Integrative Approaches in Immune Modeling: Bridging Scales for Personalized Medicine

The field of systems biology has experienced significant growth since the early 20th century, influencing various branches of biomedicine like systems physiology and systems immunology. Despite the insightful theoretical publications that highlight the immense potential of a systems approach, its practical integration into real-world biomedicine remains scarce. One major hurdle impeding this integration is the multifactorial complexity, particularly the mathematical and computational challenges involved in creating and applying integrative models that accurately represent the multiscale, multi-physics nature of biological systems. The recent COVID-19 pandemic has accelerated efforts to form research consortia tackling key questions such as virus-host interactions and immune responses. This has underscored the necessity for general mathematical and computational frameworks capable of addressing both theoretical and practical issues, including model calibration and uncertainty quantification. There's an urgent need for innovative numerical techniques to solve both the single class models (initial-boundary value problems, agent-based models, etc.) as well as hybrid systems and to construct holistic models that can assimilate diverse data types, paving the way for breakthrough advancements in personalized medicine.

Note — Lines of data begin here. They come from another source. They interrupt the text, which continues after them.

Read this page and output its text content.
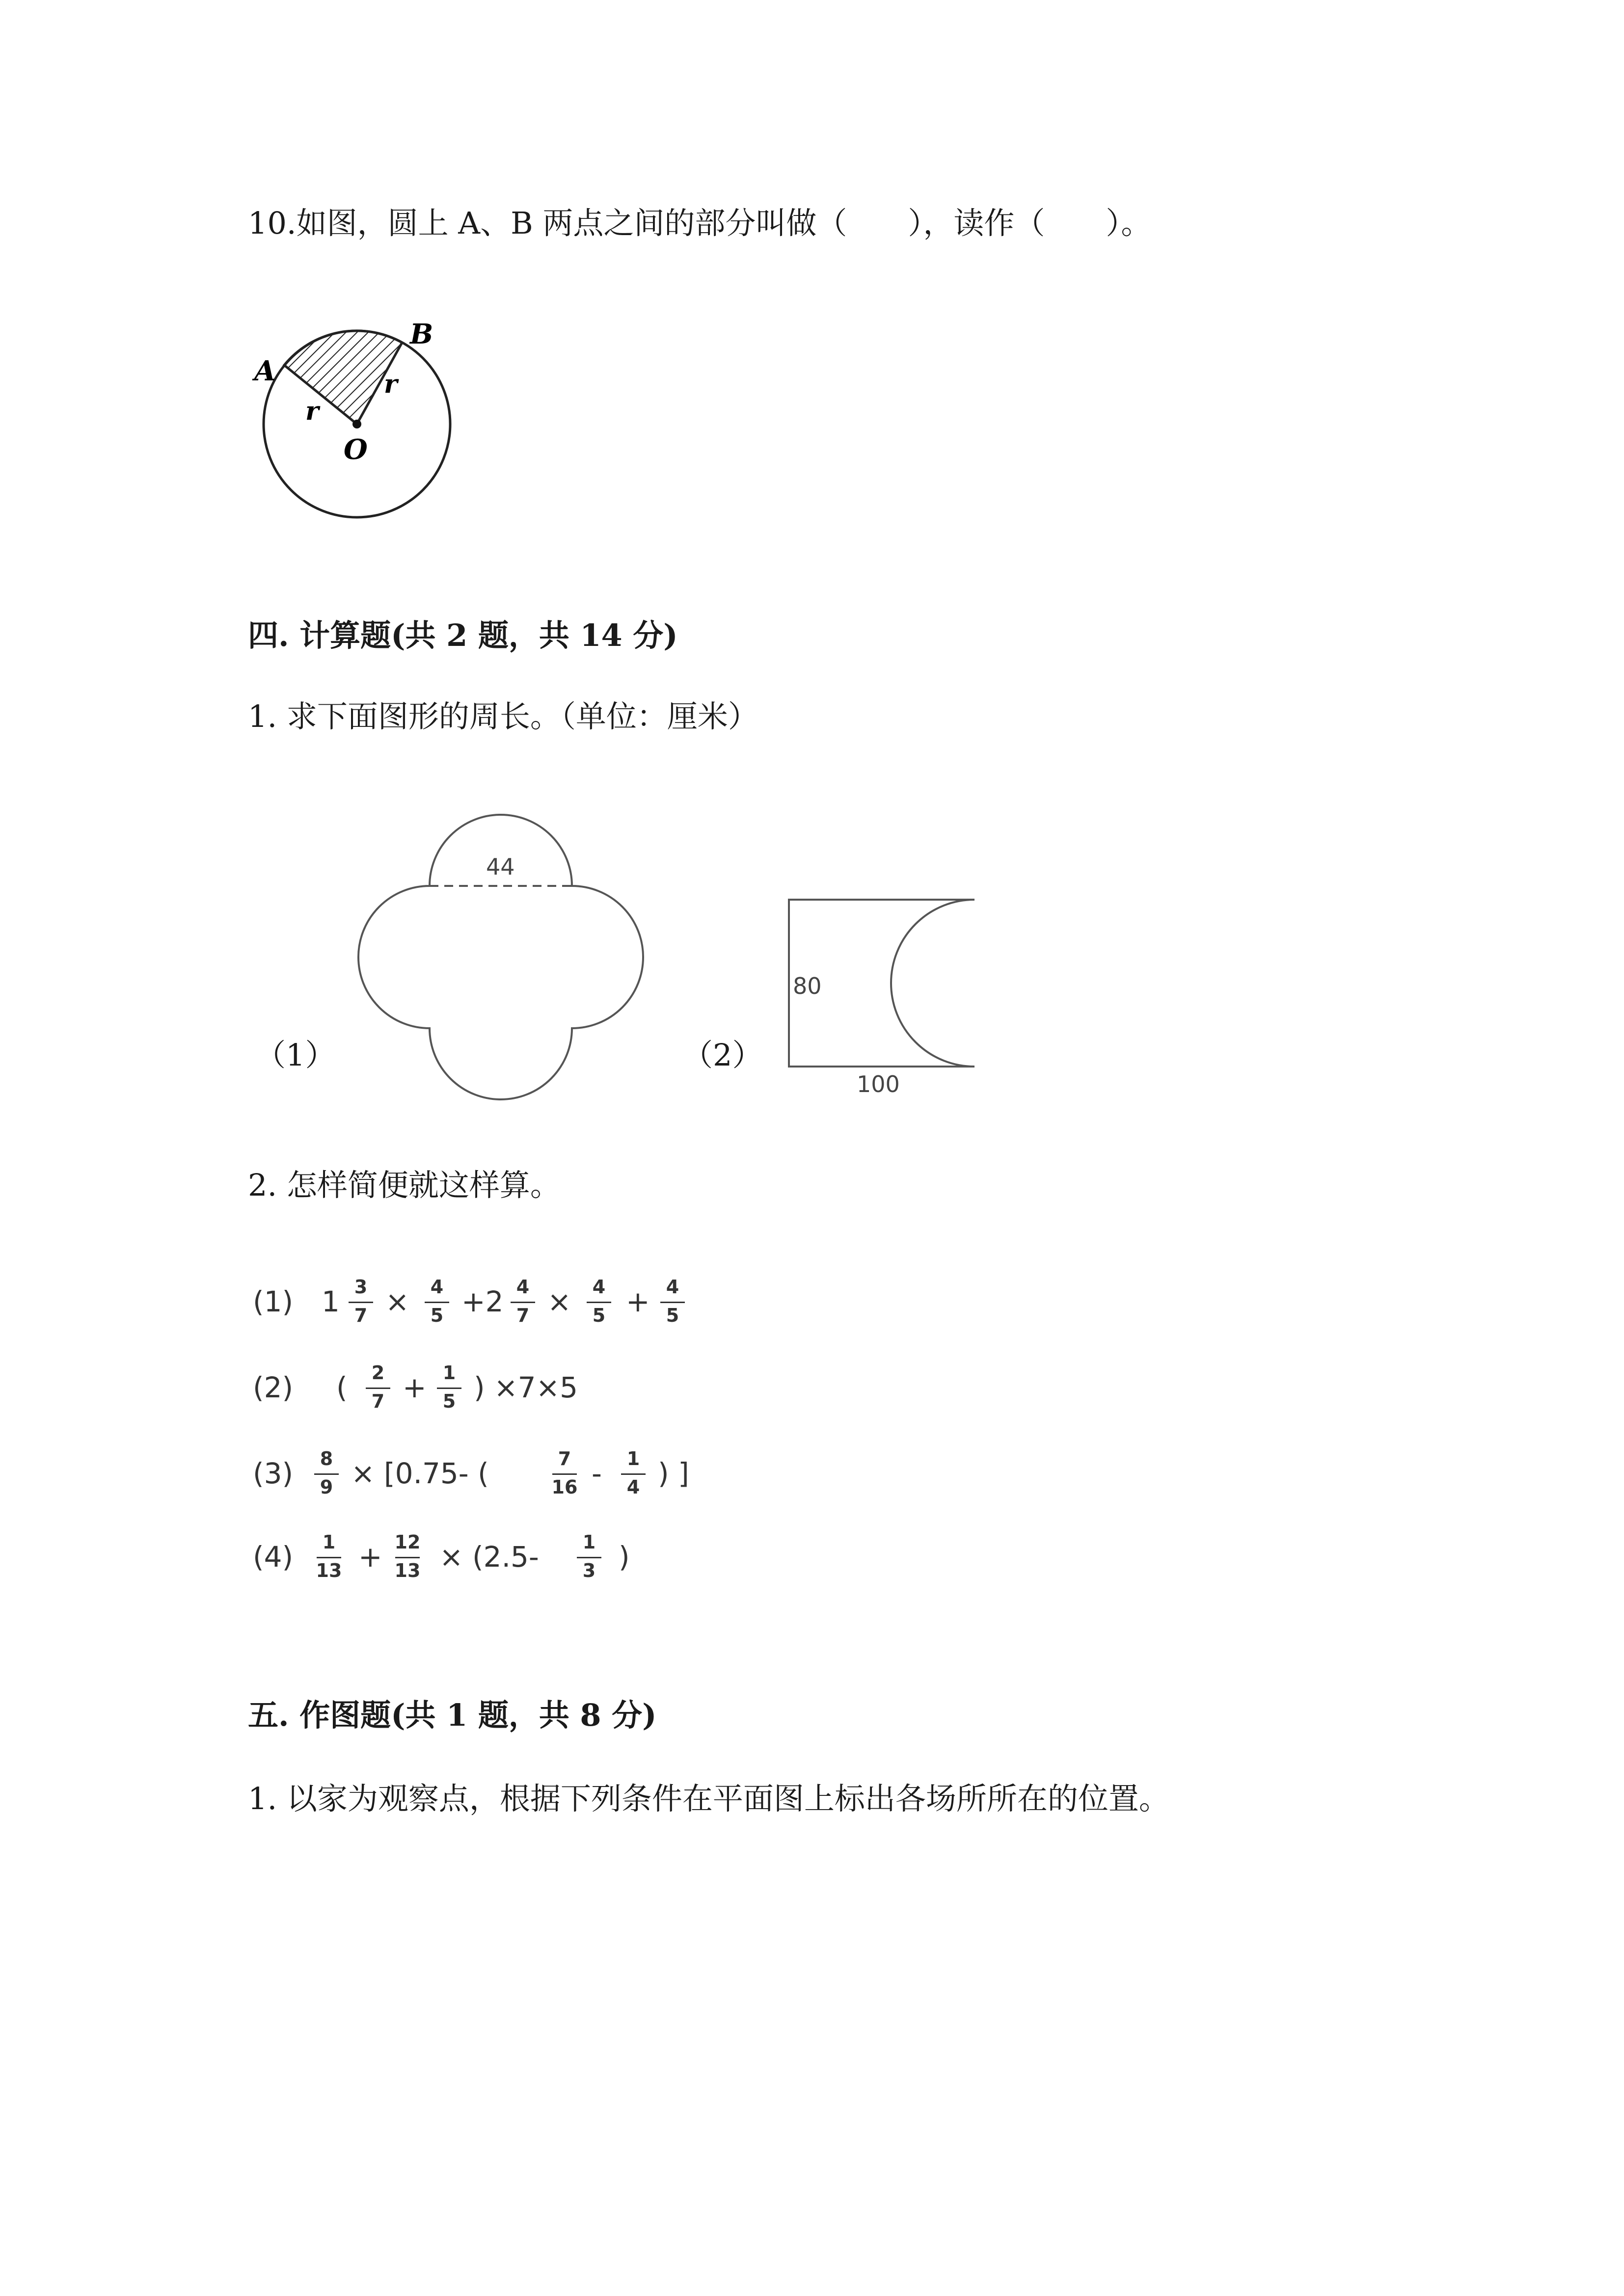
10.如图，圆上 A、B 两点之间的部分叫做（　　），读作（　　）。
A
B
O
r
r
四. 计算题(共 2 题，共 14 分)
1. 求下面图形的周长。（单位：厘米）
（1）
44
（2）
80
100
2. 怎样简便就这样算。
(1) 1 3
7 ×	4
5 +2 4
7 ×	4
5 + 4
5
(2) (	2
7 + 1
5 ) ×7×5
(3)	8
9 × [0.75- (	7
16 -	1
4 ) ]
(4)	1
13 + 12
13 × (2.5-	1
3 )
五. 作图题(共 1 题，共 8 分)
1. 以家为观察点，根据下列条件在平面图上标出各场所所在的位置。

This Research Topic aims to develop integrative models that seamlessly connect molecular, cellular, and systemic levels of immune response. By leveraging cutting-edge technologies like high-throughput data analysis and advanced algorithms, the goal is to unlock new insights into immune cell behavior and its implications for personalized medicine. The exploration of these advanced models will focus on their potential to forecast therapeutic outcomes, optimize treatment strategies, and increase the efficacy of immune-based therapies.

To gather further insights within this dynamic area of research, we welcome articles addressing, but not limited to, the following themes:

- Theoretical frameworks for developing multi-scale immune models
- Computational methods for uncertainty quantification in model predictions
- Applications of integrative models in forecasting therapeutic outcomes
- Innovations in high-throughput data integration for personalized medicine
- Case studies on successful applications of multi-scale modeling in immunology

We invite contributions in various formats, including research articles, review articles, method papers, case reports, and perspective pieces.